“76% of interviewers reject candidates who appear arrogant.“
With a high volume of recruitment occurring at the moment, it is no surprise that some companies are moving towards group interviews when shortlisting candidates for roles. This saves them time and money to progress a large number of candidates at the one time, and, if done well, can prove as a highly effective way to recruit staff.
However, I am yet to meet a person who enjoys talking about themselves in an interview, let alone raving about their skills when 10 other people are listening!
Here are my top tips to consider when you are interviewing in a group:
⇒ Pay attention to what’s being said
Not just by the interviewer, but pay attention to the responses of others in the group too. Not only will it show the recruiter that you’re paying attention, but it saves you the embarrassment of repeating someone else’s brilliant answer just after they have mentioned it!
You will be assessed on your answers, but also recognised for supporting the contribution of others.
⇒ Be a team player
Don’t use the interview as an opportunity to put down the other candidates to try and make yourself look good. You’ll only come off as argumentative, challenging, and demeaning.
Don’t worry about the others in the interview.

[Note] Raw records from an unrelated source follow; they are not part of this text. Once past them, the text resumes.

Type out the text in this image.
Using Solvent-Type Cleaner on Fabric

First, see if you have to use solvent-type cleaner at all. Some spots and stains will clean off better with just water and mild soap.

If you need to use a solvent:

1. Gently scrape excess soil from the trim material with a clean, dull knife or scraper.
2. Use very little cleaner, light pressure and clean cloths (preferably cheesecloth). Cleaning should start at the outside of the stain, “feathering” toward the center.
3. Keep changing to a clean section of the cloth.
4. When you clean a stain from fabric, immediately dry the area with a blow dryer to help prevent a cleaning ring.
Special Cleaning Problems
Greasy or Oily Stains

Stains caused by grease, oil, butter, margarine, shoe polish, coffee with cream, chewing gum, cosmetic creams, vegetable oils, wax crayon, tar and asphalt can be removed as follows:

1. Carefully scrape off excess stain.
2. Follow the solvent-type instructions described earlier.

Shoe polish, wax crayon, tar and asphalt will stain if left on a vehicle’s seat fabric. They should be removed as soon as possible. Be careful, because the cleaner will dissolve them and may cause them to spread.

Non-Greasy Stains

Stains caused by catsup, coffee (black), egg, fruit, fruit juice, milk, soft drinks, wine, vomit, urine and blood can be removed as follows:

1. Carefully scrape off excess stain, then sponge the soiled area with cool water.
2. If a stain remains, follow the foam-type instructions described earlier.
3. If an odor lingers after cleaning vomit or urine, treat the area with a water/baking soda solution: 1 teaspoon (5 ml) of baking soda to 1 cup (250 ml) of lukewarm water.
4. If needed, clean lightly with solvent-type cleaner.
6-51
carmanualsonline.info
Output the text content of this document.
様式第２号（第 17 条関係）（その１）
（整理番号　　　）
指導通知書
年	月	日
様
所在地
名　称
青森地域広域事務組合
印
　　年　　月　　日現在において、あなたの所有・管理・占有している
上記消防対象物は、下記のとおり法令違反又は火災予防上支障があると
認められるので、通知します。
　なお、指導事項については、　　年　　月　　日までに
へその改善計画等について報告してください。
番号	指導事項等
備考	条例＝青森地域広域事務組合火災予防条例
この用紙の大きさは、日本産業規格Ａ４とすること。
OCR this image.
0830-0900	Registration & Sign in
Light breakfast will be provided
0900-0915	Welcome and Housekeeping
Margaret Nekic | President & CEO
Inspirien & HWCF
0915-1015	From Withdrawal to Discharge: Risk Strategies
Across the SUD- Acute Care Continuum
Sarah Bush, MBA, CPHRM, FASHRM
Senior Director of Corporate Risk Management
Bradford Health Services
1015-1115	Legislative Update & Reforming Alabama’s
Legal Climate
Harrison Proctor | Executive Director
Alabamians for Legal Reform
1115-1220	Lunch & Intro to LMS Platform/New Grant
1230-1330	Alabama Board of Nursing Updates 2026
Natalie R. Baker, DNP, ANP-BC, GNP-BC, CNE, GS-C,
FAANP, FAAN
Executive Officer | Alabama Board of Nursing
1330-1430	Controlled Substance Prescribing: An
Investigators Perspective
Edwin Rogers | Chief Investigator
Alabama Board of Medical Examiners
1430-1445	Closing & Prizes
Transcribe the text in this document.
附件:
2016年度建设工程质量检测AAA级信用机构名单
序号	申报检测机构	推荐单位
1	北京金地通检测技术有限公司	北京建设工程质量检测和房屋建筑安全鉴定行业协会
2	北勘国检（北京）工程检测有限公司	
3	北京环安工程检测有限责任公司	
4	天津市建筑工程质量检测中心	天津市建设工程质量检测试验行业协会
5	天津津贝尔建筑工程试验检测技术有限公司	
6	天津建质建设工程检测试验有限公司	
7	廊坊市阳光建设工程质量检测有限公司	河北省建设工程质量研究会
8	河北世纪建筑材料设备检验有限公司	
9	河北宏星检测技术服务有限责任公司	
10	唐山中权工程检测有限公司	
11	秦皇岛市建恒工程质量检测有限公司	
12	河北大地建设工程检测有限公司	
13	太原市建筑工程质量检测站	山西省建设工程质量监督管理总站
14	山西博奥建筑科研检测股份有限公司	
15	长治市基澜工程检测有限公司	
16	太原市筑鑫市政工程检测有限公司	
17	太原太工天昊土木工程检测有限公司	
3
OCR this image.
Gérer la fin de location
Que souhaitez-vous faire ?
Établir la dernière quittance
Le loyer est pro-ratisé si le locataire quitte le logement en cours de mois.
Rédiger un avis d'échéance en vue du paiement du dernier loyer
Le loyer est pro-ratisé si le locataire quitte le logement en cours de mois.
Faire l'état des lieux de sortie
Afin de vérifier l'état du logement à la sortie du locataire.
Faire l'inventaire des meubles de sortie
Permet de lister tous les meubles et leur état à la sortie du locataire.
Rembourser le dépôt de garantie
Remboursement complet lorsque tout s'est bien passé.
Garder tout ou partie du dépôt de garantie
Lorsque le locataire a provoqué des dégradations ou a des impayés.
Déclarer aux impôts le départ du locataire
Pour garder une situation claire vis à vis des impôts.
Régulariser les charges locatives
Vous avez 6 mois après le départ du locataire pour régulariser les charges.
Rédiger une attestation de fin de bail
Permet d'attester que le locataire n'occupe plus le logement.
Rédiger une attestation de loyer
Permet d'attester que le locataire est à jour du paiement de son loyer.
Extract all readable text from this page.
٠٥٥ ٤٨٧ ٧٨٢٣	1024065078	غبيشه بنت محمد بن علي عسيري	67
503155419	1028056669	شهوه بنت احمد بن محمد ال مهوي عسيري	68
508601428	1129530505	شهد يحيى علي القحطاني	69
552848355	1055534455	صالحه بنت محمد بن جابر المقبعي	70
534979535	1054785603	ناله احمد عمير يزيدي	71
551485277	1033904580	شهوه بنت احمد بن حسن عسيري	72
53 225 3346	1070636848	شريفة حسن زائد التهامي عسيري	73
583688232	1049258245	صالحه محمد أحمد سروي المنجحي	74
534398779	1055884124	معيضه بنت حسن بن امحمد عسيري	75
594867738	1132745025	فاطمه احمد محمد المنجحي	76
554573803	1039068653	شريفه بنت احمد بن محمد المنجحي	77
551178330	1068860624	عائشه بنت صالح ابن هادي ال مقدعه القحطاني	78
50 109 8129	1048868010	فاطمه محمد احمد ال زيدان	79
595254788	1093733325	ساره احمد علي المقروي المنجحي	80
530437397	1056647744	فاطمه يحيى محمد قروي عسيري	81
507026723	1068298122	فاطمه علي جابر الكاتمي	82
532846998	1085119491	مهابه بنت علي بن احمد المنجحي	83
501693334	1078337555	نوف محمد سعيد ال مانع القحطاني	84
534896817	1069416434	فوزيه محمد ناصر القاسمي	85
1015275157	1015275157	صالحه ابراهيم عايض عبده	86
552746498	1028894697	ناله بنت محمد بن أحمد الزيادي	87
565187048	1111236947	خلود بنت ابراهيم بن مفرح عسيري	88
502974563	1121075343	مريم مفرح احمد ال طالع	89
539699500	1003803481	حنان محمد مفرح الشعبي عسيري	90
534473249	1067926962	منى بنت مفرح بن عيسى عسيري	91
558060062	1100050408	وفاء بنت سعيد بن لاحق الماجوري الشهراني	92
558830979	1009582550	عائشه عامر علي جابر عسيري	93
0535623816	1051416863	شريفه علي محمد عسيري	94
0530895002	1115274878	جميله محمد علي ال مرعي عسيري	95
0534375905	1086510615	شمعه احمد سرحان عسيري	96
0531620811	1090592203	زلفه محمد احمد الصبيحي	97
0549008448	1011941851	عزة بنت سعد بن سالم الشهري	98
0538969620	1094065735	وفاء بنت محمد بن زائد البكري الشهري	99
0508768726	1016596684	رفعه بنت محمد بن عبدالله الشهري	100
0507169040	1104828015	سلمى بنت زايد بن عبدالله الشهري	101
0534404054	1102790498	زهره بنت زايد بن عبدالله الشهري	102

Focus on how you can best answer the questions to display your skills and knowledge.
You have been invited to the interview because the recruiter thinks that you may be the right fit for the job. It’s not your responsibility to show them that the other candidates are not suitable – they will do that by themselves.
Recruiters want to know that you respect the contribution and opinions of others in the group – not your own ego.
⇒ Contribute just the right amount
Don’t dominate the conversation and don’t be the first to answer every question. This will only show the recruiter that you are not a team player. Be mindful of talking over other candidates, and give them time to have their turn as well.
Having said this, make sure that you contribute enough to ensure that you don’t fade into the background. Be respectful and allow others to have their turn, but don’t fall into the trap where you are so busy being accommodating that you forget to have your say. It’s a fine balance, but you want to be remembered as the one who wasn’t being rude, dominating the conversation and cutting others off to gain a competitive advantage in the discussion. You want to stand out, but not for all the wrong reasons!
⇒ Ask Questions
Go to the interview prepared with questions about the organisation, the position or the team you will be working with. Avoid asking questions that are specifically related to you and your situation instead ask generic questions that can benefit the entire group. Think of a few questions that others may like to know the answers to as well, but may be too nervous to ask.
⇒ Don’t forget your manners
Be polite to the interviewer as well as the other candidates. Wait your turn, hold the door open and be respectful. Recruiters pay attention to manners and emotional intelligence. Get to know your fellow interviewees. When you are in the waiting room, introduce yourself and strike up a conversation. Don’t treat them like the competition, as sometimes your behaviour in the waiting room will be observed as well.
⇒ Share your story
Share your story and why you are unique, tell them about the skills that you can bring to the role. You can do this in an informative way rather than coming across as arrogant or egotistical.
When it is time for fellow interviewees to share their story, pay attention, be polite and considerate.